Evolution in the luminosity density of the form (1 + z)delta(lambda) at 0 < z < 1 and slower growth or stabilization at z > 1, such as suggested by redshift surveys at 0 < z < 4, is consistent with the detected EBL for values of delta(lambda) consistent with CFRS. The strongest constraints we can place on the EBL span a factor of 5 in flux. As such, stronger evolution between 0 < z < 1 than reported by CFRS or continuing evolution at z > 1 cannot be tightly constrained. We note that recent results from Wright (2001), which constrain the 1.25µm EBL flux to be 2.1(± 1.1) × 10-9 cgs, are in good agreement with our results, but do not improve the constraints on the high redshift optical luminosity density over those discussed above.

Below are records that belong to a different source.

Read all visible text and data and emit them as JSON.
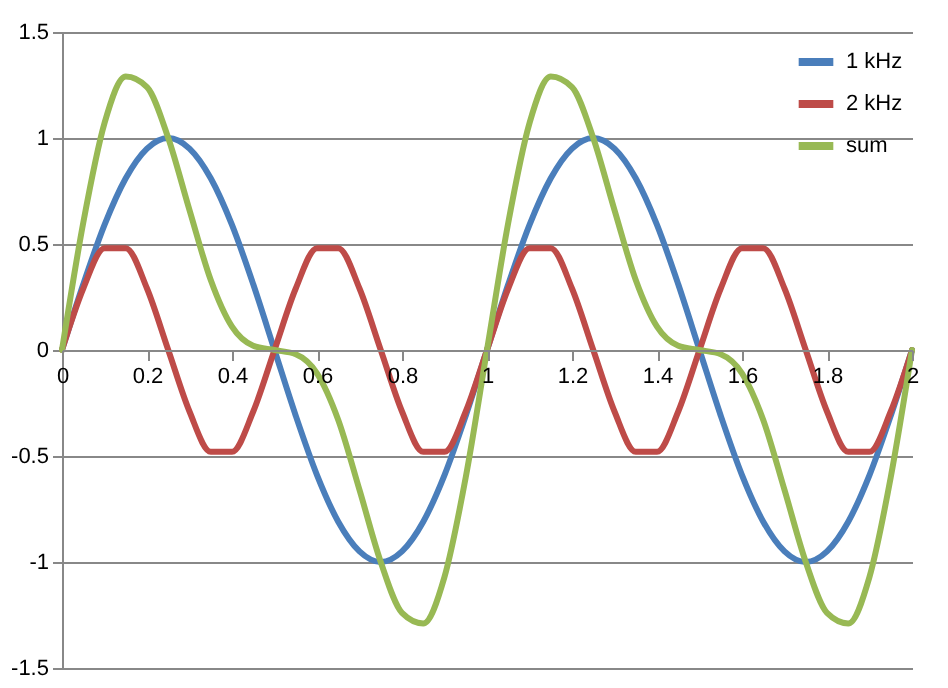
{
  "chart_data": {
    "type": "line",
    "x": [
      0,
      0.05,
      0.1,
      0.15,
      0.2,
      0.25,
      0.3,
      0.35,
      0.4,
      0.45,
      0.5,
      0.55,
      0.6,
      0.65,
      0.7,
      0.75,
      0.8,
      0.85,
      0.9,
      0.95,
      1,
      1.05,
      1.1,
      1.15,
      1.2,
      1.25,
      1.3,
      1.35,
      1.4,
      1.45,
      1.5,
      1.55,
      1.6,
      1.65,
      1.7,
      1.75,
      1.8,
      1.85,
      1.9,
      1.95,
      2
    ],
    "series": [
      {
        "name": "1 kHz",
        "color": "#4a7ebb",
        "values": [
          0,
          0.31,
          0.59,
          0.81,
          0.95,
          1,
          0.95,
          0.81,
          0.59,
          0.31,
          0,
          -0.31,
          -0.59,
          -0.81,
          -0.95,
          -1,
          -0.95,
          -0.81,
          -0.59,
          -0.31,
          0,
          0.31,
          0.59,
          0.81,
          0.95,
          1,
          0.95,
          0.81,
          0.59,
          0.31,
          0,
          -0.31,
          -0.59,
          -0.81,
          -0.95,
          -1,
          -0.95,
          -0.81,
          -0.59,
          -0.31,
          0
        ]
      },
      {
        "name": "2 kHz",
        "color": "#be4b48",
        "values": [
          0,
          0.29,
          0.48,
          0.48,
          0.29,
          0,
          -0.29,
          -0.48,
          -0.48,
          -0.29,
          0,
          0.29,
          0.48,
          0.48,
          0.29,
          0,
          -0.29,
          -0.48,
          -0.48,
          -0.29,
          0,
          0.29,
          0.48,
          0.48,
          0.29,
          0,
          -0.29,
          -0.48,
          -0.48,
          -0.29,
          0,
          0.29,
          0.48,
          0.48,
          0.29,
          0,
          -0.29,
          -0.48,
          -0.48,
          -0.29,
          0
        ]
      },
      {
        "name": "sum",
        "color": "#98b954",
        "values": [
          0,
          0.6,
          1.07,
          1.29,
          1.24,
          1,
          0.66,
          0.33,
          0.11,
          0.02,
          0,
          -0.02,
          -0.11,
          -0.33,
          -0.66,
          -1,
          -1.24,
          -1.29,
          -1.07,
          -0.6,
          0,
          0.6,
          1.07,
          1.29,
          1.24,
          1,
          0.66,
          0.33,
          0.11,
          0.02,
          0,
          -0.02,
          -0.11,
          -0.33,
          -0.66,
          -1,
          -1.24,
          -1.29,
          -1.07,
          -0.6,
          0
        ]
      }
    ],
    "xlim": [
      0,
      2
    ],
    "xticks": [
      0,
      0.2,
      0.4,
      0.6,
      0.8,
      1,
      1.2,
      1.4,
      1.6,
      1.8,
      2
    ],
    "ylim": [
      -1.5,
      1.5
    ],
    "yticks": [
      -1.5,
      -1,
      -0.5,
      0,
      0.5,
      1,
      1.5
    ],
    "grid": "y",
    "legend": "top right",
    "marker": "none",
    "line_style": "solid"
  }
}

In contrast with our results, previous authors have claimed good agreement between the flux in the raw number counts from the HDF and integrated flux in the measured CFRS luminosity density to z = 1 under the assumption that the luminosity density drops rapidly at z > 1 (Madau, Pozzetti, & Dickinson 1998, Pozzetti et al. 1998). In that work, the errors in faint galaxy photometry which cause ~ 50% underestimates of the total light from V > 23 galaxies (discussed in Section 4.1) are compensated by the assumption that the luminosity density drops rapidly beyond z = 1. That assumption was based on measurements of the flux from Lyman-limit systems in the HDF field by Madau et al (1996), which are substantially lower than measurements by Steidel et al. (1999) due to underestimates of the volume corrections and to the small-area sampling. We find that the detected EBL is not consistent with luminosity evolution comparable to the CFRS measured values at 0 < z < 1 if the luminosity density drops rapidly at z > 1.